How to Start Using PQLs
Morgane was at Zendesk before she joined GitHub, and they began looking at PQLs from a trial perspective. Their demand gen team was trying to drive traffic to the trial, and then trying to find the most sticky features. For example, if a free trial user took this specific action on the first day, then they’re most likely to convert – they focused on determining what that action was. That’s the easiest way to start with PQLs, and you can still treat them as a presales motion.
When looking at using PQLs outside of a free trial, you need to look for leading indicators that correlate with conversion. This can mean doing a data exercise to look at what are the usage patterns and what activation means, and then reverse engineer from there to find the right path for these people. Outside of the free trial, you should start looking for people who get in the funnel where you know the recipe to get them to be successful for the product and then replicate across segments.
The next step here is to work with the sales team to provide that data and insights to the sales org. That was a learning for Morgane, determining how to dock with them because the sales team really needs that data to do outreach to accounts. Instead of having sales reps going on linkedin, with PQLs you can look at their actual engagement in the product. Then you can determine how, and when, to deploy customer success to make sure they’re successful after the purchase too.
If you’ve never worked with PQLs before, one good place to start identifying them is by looking at your existing customer base. Who is using your product in a way that makes you feel good – where you know they’ve actually gotten the value in what they’ve purchased? Look at their behavior in the product, and their attributes. Then ask, “how can I start to help our future customers adopt what our best customers are already doing and bring that through to the presales customer lifecycle?”

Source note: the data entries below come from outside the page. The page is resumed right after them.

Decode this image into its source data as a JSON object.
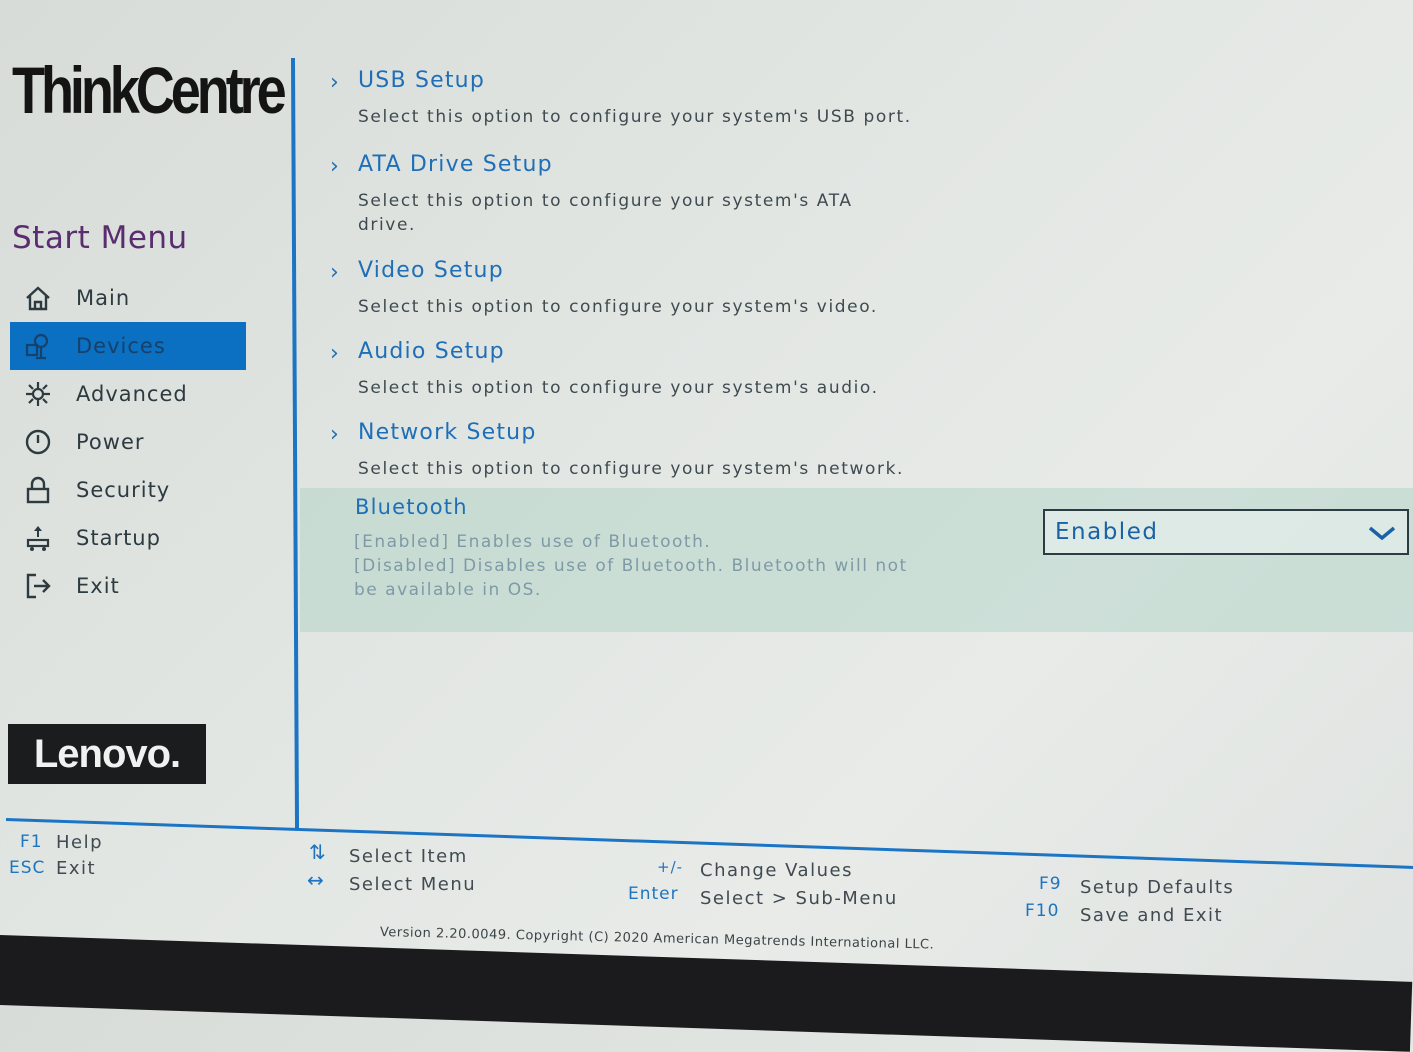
{
  "brand": {
    "product_logo": "ThinkCentre",
    "vendor_logo": "Lenovo."
  },
  "sidebar": {
    "heading": "Start Menu",
    "items": [
      {
        "label": "Main",
        "icon": "home-icon"
      },
      {
        "label": "Devices",
        "icon": "devices-icon",
        "active": true
      },
      {
        "label": "Advanced",
        "icon": "advanced-icon"
      },
      {
        "label": "Power",
        "icon": "power-icon"
      },
      {
        "label": "Security",
        "icon": "lock-icon"
      },
      {
        "label": "Startup",
        "icon": "startup-icon"
      },
      {
        "label": "Exit",
        "icon": "exit-icon"
      }
    ]
  },
  "main": {
    "entries": [
      {
        "title": "USB Setup",
        "description": "Select this option to configure your system's USB port."
      },
      {
        "title": "ATA Drive Setup",
        "description": "Select this option to configure your system's ATA drive."
      },
      {
        "title": "Video Setup",
        "description": "Select this option to configure your system's video."
      },
      {
        "title": "Audio Setup",
        "description": "Select this option to configure your system's audio."
      },
      {
        "title": "Network Setup",
        "description": "Select this option to configure your system's network."
      }
    ],
    "bluetooth": {
      "title": "Bluetooth",
      "desc_enabled": "[Enabled] Enables use of Bluetooth.",
      "desc_disabled": "[Disabled] Disables use of Bluetooth. Bluetooth will not be available in OS.",
      "value": "Enabled"
    }
  },
  "footer": {
    "f1_key": "F1",
    "f1_label": "Help",
    "esc_key": "ESC",
    "esc_label": "Exit",
    "select_item": "Select Item",
    "select_menu": "Select Menu",
    "plusminus_key": "+/-",
    "change_values": "Change Values",
    "enter_key": "Enter",
    "enter_label": "Select > Sub-Menu",
    "f9_key": "F9",
    "f9_label": "Setup Defaults",
    "f10_key": "F10",
    "f10_label": "Save and Exit",
    "version": "Version 2.20.0049. Copyright (C) 2020 American Megatrends International LLC."
  },
  "colors": {
    "accent": "#1e6fb8",
    "active_bg": "#0b6fc2",
    "heading": "#5a2e6e"
  }
}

Morgane notes that if you want to dip your toes into PQLs without kicking off a crusade against leadership, you should start with segmentation. In your next program to increase growth or demand, think about how to take the audience and segment based on existing product usage, and then go through the segmentation of the product usage. See what the data shows and tells you. Take that win, make it into something bigger, and then advocate for that as the future.